A package of tighter sanctions on Iran has been making its way through Congress but was held up after President Barack Obama's administration asked for a delay to let the delicate diplomatic talks over Tehran's nuclear program unfold.
But Congress tends to take a harder line on Iran than the administration. Many lawmakers, including several of Obama's fellow Democrats, believe that tough sanctions brought Tehran to the negotiating table and insist that more are needed to discourage it from developing a nuclear bomb.
Iran says its nuclear program is for civilian purposes.
"I think Iran has in its power to decide whether or not it faces any more sanctions or whether or not it gets any relief from existing sanctions," Senate Foreign Relations Committee Chairman Robert Menendez told Reuters.
Menendez and several other lawmakers said they were open to easing sanctions, but only if Tehran made significant, verifiable concessions like suspending uranium enrichment and allowing more invasive inspections.
Otherwise, Menendez said he felt the sanctions should go ahead. "I just don't understand a negotiating posture that suggests that we should stop pursuing a course of action that at least brought Iran to the table while they continue to enrich," he said.
Sanctions imposed last year by Washington and the European Union have combined to slash Iran's oil exports by roughly 1 million barrels a day, depriving Tehran of billions of dollars of income and driving up inflation and unemployment.

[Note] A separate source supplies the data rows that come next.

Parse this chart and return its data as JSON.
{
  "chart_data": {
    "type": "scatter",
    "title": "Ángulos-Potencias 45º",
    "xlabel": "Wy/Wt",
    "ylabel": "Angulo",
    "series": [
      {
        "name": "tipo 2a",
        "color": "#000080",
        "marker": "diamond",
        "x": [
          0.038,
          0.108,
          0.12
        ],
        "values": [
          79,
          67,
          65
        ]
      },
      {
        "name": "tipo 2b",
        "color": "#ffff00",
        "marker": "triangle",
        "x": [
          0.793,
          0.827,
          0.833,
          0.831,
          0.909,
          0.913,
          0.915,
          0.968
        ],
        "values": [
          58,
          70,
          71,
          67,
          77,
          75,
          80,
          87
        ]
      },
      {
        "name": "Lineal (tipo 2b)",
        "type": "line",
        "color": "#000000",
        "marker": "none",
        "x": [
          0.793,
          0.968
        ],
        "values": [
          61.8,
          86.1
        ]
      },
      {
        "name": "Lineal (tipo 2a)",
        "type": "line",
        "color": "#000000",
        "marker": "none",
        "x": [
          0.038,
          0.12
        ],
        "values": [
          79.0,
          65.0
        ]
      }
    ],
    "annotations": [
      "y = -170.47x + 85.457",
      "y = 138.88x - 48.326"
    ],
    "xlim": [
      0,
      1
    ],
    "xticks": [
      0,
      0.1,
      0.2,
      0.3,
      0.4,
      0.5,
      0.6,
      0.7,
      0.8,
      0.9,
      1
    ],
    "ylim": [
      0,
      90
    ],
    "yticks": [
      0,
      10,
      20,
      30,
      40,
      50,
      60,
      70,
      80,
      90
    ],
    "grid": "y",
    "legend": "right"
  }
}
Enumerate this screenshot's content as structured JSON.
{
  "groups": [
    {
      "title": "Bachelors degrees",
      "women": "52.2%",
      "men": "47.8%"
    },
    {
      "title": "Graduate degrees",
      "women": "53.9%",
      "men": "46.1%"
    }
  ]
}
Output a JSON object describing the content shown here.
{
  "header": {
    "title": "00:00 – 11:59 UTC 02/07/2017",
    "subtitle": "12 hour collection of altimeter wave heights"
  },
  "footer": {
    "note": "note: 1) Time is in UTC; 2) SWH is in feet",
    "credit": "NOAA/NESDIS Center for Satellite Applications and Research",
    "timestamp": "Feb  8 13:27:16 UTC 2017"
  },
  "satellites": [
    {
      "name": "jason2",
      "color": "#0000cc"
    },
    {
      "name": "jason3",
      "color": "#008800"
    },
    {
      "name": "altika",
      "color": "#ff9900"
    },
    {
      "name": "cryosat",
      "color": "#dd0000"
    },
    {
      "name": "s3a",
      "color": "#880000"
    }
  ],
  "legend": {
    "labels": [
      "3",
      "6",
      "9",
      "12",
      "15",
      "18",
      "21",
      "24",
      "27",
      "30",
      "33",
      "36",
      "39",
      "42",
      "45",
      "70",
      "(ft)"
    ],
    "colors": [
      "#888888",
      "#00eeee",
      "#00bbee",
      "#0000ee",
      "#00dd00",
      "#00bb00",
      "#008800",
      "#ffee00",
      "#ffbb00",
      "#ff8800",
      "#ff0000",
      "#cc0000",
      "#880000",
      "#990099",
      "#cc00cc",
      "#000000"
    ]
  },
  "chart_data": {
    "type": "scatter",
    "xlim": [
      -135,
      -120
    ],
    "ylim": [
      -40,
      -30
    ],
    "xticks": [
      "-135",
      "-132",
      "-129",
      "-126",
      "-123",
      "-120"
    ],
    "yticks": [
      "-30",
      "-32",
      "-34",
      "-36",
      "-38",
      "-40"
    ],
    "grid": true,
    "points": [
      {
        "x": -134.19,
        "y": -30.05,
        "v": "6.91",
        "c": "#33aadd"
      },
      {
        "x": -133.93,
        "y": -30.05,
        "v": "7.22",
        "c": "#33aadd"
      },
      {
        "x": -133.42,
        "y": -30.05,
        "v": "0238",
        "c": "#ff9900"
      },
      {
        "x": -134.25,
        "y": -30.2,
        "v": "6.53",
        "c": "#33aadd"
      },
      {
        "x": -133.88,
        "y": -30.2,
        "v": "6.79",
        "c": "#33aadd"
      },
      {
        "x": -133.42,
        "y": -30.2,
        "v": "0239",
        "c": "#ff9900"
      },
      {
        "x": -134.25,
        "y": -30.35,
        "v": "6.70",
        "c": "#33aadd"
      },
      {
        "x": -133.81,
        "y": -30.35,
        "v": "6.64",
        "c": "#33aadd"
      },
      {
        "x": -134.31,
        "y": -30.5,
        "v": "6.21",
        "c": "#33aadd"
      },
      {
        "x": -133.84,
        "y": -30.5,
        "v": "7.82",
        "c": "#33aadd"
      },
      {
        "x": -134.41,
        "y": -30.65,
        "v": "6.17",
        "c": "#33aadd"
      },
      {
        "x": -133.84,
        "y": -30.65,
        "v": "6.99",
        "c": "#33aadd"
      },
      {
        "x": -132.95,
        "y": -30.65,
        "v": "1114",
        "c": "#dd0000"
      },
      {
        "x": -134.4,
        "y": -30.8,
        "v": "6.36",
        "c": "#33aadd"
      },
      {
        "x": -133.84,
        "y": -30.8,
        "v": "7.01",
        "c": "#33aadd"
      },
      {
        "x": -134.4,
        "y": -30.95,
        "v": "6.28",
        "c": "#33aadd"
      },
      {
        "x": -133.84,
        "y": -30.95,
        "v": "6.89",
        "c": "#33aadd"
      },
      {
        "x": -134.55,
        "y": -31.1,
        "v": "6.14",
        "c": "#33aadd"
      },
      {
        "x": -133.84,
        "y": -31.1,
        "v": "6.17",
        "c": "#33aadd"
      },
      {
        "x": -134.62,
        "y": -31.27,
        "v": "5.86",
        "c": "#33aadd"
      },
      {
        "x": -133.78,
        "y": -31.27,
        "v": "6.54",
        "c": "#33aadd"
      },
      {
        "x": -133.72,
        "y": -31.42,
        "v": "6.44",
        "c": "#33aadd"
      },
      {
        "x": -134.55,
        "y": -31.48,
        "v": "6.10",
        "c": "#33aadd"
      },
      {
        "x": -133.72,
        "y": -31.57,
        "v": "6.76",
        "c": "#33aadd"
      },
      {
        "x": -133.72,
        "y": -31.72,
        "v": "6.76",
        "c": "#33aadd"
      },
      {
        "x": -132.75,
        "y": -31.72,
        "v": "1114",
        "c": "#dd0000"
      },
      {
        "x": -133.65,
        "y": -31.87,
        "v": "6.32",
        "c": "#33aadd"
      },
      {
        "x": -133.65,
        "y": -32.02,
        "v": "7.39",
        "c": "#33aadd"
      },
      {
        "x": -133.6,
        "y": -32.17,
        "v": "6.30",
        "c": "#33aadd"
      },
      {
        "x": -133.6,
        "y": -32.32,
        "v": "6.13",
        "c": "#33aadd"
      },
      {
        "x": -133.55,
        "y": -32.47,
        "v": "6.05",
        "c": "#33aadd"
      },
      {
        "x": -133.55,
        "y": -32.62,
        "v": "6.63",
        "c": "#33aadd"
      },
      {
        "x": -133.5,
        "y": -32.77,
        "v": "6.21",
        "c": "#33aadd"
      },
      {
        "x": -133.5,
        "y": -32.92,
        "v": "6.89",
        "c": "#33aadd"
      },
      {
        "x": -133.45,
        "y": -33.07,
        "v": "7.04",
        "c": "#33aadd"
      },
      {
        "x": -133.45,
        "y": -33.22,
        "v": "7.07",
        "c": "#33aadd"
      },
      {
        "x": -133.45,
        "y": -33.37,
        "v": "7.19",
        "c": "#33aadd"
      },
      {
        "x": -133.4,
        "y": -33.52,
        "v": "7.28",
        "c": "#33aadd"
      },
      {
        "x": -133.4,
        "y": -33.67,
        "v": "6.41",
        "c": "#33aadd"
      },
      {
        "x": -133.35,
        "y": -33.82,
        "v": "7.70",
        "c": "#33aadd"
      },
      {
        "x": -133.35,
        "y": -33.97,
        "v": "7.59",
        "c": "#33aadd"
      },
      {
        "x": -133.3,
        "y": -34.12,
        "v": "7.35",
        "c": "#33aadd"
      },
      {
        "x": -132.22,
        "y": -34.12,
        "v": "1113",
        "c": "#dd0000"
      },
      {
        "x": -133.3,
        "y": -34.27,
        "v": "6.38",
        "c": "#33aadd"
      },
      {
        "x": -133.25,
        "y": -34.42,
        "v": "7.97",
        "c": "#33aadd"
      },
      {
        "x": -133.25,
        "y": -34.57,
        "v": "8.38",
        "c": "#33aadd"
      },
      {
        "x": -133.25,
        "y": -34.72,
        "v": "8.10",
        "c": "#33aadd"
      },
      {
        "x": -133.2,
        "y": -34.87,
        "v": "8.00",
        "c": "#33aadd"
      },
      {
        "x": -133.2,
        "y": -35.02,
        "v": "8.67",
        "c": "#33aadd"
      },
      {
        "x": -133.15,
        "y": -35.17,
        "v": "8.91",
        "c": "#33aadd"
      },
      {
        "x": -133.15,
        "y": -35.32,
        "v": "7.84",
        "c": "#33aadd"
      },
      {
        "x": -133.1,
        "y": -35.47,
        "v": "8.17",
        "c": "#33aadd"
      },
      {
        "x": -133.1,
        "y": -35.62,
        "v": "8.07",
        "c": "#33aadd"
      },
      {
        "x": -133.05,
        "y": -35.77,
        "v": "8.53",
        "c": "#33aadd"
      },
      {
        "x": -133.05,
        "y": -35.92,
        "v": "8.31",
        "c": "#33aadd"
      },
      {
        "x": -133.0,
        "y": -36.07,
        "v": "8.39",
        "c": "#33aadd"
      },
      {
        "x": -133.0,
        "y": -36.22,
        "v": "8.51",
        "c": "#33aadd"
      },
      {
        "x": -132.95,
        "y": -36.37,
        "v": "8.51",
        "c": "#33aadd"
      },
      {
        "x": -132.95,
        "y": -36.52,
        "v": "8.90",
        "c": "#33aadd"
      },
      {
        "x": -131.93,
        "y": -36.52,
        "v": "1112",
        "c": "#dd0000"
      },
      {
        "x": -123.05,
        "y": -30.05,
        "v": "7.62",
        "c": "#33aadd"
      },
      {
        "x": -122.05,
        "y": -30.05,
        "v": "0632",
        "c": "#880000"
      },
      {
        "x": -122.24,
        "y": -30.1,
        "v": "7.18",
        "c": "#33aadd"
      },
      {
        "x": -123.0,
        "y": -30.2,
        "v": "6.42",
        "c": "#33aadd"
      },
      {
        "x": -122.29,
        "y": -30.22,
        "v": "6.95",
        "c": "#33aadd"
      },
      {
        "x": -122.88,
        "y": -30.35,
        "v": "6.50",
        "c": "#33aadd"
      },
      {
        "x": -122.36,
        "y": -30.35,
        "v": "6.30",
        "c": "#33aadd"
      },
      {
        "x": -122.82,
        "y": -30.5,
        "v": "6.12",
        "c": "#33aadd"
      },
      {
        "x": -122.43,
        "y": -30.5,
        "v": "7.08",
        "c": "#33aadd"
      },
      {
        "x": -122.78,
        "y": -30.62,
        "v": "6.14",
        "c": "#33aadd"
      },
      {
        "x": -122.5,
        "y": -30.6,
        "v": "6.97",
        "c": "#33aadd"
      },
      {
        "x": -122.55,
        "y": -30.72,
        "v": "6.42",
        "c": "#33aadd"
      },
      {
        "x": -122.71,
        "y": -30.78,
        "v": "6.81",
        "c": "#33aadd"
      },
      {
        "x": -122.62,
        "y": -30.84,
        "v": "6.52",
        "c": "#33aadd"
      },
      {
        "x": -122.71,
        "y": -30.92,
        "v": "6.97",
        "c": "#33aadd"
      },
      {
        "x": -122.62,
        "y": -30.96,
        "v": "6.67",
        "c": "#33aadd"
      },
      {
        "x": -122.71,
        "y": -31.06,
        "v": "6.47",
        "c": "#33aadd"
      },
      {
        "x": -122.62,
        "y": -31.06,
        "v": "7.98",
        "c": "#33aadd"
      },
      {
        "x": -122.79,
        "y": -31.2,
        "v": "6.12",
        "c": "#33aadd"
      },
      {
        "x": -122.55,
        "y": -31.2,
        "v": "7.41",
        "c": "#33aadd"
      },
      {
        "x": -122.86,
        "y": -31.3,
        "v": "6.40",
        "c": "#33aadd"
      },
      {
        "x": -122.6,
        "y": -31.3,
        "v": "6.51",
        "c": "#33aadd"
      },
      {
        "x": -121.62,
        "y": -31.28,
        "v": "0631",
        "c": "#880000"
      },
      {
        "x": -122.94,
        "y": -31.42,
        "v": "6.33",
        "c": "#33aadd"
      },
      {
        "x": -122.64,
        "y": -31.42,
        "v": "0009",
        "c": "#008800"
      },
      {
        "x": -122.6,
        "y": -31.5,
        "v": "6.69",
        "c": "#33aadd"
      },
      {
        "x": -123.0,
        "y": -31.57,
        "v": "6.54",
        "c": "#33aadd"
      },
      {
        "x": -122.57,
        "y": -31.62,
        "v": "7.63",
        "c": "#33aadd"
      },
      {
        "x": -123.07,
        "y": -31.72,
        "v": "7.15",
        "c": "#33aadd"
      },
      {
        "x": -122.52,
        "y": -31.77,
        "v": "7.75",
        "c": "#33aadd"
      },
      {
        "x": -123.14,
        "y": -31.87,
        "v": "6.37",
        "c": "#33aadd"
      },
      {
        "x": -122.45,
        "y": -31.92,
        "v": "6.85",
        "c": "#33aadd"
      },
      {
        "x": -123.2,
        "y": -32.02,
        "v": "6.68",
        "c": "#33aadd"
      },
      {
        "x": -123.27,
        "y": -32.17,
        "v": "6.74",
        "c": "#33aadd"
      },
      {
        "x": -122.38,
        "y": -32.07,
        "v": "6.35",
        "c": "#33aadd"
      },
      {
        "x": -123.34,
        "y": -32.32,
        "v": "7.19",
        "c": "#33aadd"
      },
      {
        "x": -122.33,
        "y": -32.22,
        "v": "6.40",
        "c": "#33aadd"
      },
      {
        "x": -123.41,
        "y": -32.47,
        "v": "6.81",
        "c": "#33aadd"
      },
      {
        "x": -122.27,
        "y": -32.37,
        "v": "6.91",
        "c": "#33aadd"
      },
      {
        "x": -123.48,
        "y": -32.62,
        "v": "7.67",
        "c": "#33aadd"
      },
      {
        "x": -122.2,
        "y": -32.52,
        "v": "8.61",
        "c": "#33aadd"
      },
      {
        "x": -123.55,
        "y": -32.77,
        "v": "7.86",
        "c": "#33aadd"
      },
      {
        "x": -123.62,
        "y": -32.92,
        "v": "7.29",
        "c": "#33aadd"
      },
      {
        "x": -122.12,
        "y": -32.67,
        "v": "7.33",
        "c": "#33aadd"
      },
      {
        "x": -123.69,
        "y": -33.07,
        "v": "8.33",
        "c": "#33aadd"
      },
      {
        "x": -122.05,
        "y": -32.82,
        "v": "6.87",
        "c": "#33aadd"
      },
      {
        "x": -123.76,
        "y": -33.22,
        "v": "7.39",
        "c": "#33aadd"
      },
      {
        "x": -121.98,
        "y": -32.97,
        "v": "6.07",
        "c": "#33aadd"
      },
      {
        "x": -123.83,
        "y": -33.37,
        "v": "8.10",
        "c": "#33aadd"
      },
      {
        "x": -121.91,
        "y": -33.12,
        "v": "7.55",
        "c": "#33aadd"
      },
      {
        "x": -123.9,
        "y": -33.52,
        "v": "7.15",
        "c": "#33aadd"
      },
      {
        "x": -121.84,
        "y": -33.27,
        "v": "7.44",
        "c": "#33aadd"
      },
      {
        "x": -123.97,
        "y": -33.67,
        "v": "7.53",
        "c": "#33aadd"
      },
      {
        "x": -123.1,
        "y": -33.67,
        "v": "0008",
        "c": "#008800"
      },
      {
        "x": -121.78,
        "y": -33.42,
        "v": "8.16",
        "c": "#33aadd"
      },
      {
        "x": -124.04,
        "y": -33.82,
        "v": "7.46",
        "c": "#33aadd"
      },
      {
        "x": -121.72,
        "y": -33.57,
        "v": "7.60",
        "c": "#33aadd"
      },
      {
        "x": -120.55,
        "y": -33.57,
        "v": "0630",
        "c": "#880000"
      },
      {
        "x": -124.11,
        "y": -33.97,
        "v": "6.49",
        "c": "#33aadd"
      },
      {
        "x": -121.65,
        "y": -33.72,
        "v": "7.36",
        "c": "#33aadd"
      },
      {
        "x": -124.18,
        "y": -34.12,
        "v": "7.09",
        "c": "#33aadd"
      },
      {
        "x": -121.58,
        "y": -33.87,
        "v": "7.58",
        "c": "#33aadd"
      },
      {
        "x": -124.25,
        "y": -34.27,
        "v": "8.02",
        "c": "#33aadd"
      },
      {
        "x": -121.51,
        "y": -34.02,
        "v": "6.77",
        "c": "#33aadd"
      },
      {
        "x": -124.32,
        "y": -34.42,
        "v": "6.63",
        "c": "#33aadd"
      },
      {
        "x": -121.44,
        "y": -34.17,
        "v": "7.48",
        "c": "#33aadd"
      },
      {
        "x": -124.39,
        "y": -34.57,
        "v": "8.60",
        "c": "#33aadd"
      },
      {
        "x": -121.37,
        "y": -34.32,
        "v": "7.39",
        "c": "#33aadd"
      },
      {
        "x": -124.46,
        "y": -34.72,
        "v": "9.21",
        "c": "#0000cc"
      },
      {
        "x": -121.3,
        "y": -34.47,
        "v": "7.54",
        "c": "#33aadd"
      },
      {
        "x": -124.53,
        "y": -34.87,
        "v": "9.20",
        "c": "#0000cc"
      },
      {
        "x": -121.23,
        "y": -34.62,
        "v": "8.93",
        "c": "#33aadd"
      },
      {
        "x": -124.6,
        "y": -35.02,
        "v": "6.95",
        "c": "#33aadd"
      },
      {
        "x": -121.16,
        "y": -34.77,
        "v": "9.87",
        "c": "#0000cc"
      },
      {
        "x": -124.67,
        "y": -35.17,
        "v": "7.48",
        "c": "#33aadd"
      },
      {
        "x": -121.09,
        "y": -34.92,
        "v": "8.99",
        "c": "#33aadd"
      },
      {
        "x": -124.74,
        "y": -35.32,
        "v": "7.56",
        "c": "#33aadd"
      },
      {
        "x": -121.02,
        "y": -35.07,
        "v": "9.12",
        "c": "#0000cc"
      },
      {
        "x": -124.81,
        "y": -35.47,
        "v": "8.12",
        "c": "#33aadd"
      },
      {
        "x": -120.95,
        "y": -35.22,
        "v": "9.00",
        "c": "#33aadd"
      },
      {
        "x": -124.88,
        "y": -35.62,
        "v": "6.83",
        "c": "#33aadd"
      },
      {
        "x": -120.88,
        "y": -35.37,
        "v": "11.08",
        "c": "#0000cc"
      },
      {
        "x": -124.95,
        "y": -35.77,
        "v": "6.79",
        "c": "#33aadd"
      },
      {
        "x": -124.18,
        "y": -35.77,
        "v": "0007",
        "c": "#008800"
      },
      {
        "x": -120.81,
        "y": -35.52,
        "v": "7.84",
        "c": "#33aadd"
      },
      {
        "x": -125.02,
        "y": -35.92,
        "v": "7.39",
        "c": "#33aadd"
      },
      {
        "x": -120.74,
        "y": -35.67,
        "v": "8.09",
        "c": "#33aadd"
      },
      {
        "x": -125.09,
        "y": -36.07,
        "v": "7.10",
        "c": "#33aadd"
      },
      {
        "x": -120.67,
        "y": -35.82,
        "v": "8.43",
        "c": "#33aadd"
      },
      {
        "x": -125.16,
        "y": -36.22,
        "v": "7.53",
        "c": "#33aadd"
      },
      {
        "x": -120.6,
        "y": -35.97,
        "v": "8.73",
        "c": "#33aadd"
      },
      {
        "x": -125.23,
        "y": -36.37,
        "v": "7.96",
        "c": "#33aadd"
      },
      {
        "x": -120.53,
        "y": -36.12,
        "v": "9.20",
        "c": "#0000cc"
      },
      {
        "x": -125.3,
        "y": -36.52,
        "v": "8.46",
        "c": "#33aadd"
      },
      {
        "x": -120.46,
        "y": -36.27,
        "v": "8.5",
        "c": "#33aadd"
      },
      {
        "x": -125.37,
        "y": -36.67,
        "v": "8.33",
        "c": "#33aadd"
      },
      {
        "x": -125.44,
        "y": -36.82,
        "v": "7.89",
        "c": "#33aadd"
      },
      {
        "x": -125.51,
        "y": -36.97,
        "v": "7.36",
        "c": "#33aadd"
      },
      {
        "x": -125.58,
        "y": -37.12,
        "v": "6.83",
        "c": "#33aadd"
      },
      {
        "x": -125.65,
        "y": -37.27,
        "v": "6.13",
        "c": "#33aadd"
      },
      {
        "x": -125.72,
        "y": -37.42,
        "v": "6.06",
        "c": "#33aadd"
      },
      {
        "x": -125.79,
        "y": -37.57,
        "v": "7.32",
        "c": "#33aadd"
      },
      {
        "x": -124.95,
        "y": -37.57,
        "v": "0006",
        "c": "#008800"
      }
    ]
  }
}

Diplomats said the talks in Geneva between Iran and six world powers appeared on Thursday to be edging toward a preliminary deal on its nuclear activity, citing progress in talks capitalizing on a diplomatic opening from Tehran, although negotiations were "tough."
WHAT WILL BANKING COMMITTEE DO?
The U.S. Senate Banking Committee, which has jurisdiction over the sanctions, has not decided whether to move ahead, the panel's chairman said.
"I don't know the outcome of negotiations now under way in Geneva, and I plan to wait to hear any results of those talks from our negotiators before making a final decision," Democratic Senator Tim Johnson, the panel's chairman, said in a statement on Thursday.
The current round of talks in Geneva ends on Friday.
Johnson told Reuters earlier in the day that he had decided to go ahead with the mark-up - or consideration - of the bill, a step toward bringing it to the full Senate for a vote after consulting with Senate Majority Leader Harry Reid.
Johnson said the date of the mark-up, during which senators present amendments to the legislation and vote whether to send it to the full Senate, had not been determined.
The Republican-led House of Representatives passed its version of a stiffer sanctions bill in July. But the Senate, where Democrats control a majority of the seats, put off moving ahead with its bill after the administration asked for more time to pursue the talks.
The House bill among other things seeks to slash Iran's oil exports to nearly zero. The Senate bill has been widely expected to be less stringent.
The timing issue became more complicated after a handful of senators, including Republican Mark Kirk, a banking panel member, said they might go ahead with a sanctions package even if the banking committee held off.
Kirk and a few other Republicans said they were considering introducing a stiffer package of Iran sanctions as an amendment to a defense authorization bill that is expected to be debated in the Senate during the week of November 18.
Menendez, who is also a member of the Banking Committee, said he thought debating the stand-alone sanctions bill was a better course of action. "It will be more thought out and more reasoned and balanced," he said.